Senator Chip Curry presented LD 364, a resolve directing the Maine Office of Community Affairs (MOCA) to prepare legislation and take actions to transition responsibility for regulating manufactured housing communities and the construction and installation of manufactured homes from the Manufactured Housing Board to MOCA. "This is the resolve directing the main office of community affairs to submit legislation and take other actions to execute the transition of responsibility for regulating manufactured housing communities," Curry said as he summarized the bill and the need to recodify two chapters of Title 10 because of inconsistent, decades-old language.
Brian Hubbell of the governor's office testified in support, urged using the three working groups that produced underlying recommendations as consultants and said the office is "committed to working with you all" to ensure a substantive policy review.
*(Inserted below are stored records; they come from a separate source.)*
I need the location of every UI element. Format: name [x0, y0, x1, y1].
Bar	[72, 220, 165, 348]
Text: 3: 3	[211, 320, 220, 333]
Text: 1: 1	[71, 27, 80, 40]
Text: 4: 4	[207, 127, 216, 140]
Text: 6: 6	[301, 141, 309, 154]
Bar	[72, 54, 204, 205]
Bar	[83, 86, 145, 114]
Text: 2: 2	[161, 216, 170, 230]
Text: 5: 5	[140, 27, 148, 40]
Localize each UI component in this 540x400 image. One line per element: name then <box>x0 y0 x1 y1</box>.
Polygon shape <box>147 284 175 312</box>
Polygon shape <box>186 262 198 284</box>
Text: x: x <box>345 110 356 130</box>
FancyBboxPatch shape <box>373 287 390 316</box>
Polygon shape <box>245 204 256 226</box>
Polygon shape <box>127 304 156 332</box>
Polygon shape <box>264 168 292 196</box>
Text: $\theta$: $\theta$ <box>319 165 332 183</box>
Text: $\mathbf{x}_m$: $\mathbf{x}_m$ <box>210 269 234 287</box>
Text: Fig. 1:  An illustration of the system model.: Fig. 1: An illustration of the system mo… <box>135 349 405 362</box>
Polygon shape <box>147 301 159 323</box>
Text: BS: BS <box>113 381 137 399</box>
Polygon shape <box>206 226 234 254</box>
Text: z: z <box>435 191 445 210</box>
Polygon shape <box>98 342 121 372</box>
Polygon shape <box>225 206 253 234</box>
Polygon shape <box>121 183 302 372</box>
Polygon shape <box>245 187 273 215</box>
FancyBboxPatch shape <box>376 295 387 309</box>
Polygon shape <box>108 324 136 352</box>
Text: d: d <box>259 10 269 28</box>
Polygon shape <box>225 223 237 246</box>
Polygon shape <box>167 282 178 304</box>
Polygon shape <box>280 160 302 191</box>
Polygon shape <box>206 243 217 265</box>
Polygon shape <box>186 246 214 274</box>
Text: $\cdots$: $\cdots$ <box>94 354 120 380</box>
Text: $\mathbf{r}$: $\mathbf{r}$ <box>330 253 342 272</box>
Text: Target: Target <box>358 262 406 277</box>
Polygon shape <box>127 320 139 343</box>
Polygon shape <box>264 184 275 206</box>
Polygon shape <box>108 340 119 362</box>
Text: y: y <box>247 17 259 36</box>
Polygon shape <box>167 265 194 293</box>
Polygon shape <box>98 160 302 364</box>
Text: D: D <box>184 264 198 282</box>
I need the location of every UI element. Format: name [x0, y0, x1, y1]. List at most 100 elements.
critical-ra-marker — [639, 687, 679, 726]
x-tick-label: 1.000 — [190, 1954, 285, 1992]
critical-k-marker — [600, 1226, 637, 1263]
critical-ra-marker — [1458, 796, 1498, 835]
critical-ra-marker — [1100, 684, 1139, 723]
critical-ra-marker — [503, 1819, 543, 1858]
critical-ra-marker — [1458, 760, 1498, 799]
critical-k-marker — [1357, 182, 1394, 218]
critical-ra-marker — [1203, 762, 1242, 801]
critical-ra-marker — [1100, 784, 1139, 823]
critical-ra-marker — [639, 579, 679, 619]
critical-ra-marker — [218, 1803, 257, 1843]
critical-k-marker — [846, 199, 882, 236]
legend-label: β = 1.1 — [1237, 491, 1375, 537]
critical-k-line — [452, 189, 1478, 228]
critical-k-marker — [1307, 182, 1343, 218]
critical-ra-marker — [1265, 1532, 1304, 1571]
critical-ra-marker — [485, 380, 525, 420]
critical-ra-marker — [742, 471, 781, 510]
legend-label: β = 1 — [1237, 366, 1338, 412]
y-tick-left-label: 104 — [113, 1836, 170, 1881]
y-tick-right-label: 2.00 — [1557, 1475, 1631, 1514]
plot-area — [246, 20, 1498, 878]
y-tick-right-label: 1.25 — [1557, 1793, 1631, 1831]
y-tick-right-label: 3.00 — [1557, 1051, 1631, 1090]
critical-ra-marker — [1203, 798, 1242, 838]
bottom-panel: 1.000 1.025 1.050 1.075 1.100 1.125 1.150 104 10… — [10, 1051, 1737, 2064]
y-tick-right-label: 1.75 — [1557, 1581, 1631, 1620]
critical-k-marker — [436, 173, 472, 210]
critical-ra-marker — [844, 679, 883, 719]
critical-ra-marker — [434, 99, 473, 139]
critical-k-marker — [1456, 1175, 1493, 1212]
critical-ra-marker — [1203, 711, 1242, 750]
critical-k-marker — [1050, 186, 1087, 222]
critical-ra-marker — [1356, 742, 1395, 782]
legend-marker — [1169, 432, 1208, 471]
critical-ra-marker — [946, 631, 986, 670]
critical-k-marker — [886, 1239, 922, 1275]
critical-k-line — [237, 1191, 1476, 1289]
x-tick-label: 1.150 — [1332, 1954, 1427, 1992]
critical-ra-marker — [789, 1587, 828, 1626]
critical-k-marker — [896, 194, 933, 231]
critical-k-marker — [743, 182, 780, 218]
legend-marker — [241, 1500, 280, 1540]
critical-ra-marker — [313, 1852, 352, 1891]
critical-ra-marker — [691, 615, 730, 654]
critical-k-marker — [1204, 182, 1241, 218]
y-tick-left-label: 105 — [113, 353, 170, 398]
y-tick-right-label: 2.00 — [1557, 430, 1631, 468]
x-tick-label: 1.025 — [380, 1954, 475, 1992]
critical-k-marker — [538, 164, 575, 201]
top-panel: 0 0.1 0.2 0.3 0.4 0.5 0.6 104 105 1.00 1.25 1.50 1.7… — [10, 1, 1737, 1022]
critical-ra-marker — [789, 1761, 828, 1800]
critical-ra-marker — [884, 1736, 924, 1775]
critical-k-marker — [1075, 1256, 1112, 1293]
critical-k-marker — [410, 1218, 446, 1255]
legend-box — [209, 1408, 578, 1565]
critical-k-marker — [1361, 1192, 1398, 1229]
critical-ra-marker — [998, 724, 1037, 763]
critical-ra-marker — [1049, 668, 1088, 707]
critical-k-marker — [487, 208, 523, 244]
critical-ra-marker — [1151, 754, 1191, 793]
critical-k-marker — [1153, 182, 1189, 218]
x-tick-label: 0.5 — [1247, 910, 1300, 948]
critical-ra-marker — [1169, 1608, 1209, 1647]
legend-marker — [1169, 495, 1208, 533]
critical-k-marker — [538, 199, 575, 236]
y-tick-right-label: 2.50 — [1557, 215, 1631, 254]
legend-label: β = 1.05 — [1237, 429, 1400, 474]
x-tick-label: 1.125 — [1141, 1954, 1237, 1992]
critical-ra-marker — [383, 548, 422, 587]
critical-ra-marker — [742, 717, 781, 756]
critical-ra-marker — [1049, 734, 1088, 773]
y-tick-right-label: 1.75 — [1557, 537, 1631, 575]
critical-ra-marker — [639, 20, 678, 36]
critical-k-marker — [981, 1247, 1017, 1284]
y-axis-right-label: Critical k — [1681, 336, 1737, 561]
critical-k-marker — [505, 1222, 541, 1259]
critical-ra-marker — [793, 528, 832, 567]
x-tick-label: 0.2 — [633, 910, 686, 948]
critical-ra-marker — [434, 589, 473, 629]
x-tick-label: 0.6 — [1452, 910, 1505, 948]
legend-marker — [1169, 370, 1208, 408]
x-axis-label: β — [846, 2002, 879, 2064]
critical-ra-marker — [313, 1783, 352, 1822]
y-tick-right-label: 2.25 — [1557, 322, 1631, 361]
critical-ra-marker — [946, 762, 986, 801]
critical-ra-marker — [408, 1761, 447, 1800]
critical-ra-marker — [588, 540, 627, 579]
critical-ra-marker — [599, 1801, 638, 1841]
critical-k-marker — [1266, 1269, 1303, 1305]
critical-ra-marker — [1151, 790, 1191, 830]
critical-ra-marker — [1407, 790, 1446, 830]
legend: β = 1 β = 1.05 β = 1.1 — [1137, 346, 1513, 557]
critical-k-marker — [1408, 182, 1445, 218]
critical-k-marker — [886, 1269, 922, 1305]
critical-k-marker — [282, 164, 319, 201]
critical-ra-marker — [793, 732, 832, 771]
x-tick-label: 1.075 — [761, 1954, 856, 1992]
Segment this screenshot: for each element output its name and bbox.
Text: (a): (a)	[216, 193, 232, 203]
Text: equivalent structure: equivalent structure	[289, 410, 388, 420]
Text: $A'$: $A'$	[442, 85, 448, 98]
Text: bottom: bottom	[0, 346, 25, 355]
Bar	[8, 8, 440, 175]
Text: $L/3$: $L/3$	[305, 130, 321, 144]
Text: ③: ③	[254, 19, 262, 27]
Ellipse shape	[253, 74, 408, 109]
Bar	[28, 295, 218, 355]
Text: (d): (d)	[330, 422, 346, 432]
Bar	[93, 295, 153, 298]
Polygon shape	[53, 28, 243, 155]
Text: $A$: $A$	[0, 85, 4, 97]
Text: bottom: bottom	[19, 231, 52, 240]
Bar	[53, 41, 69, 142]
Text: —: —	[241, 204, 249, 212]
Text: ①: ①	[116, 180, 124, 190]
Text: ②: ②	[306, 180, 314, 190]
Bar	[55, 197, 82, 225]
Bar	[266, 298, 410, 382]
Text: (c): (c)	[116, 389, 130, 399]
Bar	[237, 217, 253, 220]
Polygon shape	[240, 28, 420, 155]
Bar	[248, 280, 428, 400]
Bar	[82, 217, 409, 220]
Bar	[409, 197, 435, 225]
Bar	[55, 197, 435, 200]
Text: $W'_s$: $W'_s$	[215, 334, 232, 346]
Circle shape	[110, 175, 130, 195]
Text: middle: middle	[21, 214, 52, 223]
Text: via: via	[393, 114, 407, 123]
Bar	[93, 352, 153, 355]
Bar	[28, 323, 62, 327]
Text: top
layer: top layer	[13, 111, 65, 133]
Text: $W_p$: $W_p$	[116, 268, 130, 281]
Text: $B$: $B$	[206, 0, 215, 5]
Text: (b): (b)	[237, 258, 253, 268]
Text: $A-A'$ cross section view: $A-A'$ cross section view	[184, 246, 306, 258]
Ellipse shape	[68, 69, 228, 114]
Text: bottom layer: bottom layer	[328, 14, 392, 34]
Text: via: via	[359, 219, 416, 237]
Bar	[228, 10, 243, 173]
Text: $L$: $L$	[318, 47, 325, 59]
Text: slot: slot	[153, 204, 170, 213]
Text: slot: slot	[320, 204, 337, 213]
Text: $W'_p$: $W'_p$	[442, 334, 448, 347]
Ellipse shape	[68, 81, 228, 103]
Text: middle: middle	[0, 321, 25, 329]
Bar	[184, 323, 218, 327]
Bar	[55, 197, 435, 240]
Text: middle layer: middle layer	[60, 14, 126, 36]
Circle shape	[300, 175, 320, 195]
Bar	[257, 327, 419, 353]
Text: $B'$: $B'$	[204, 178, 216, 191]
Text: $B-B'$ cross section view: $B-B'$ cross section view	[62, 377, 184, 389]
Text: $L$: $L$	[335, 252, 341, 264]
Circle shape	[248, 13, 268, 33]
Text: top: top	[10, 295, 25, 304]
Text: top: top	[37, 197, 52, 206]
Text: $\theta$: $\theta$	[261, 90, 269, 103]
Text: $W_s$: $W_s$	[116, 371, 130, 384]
Representative Amanda Collamore and others asked whether the resolve should be limited to directing recodification only if the budget transfer goes into effect; Curry acknowledged that wording could be tightened to avoid attempting to "further effectuate something that didn't happen."
Julie Smith, executive director of the Manufactured Housing Association of Maine, testified neither for nor against the bill and warned that the proposal "represents a significant structural change in the regulation of manufactured housing." She said the existing Manufactured Housing Board, appointed by the governor and confirmed by the Legislature, provides technical expertise for licensing, inspections and enforcement and recommended preserving an industry-informed oversight board, legislative confirmation, clear guardrails to protect owner and resident rights, and explicit stakeholder inclusion for MAM and current inspectors.
Sandra Hinckley, a long-time community owner, also testified neither for nor against the resolve and urged including retailers and both state and municipal inspectors on the consult list and ensuring Maine retains HUD authorization for state-administered inspection responsibilities.
The committee closed the public hearing and did not take immediate action; members signaled technical edits and stakeholder-list clarifications should be considered in the work-session process.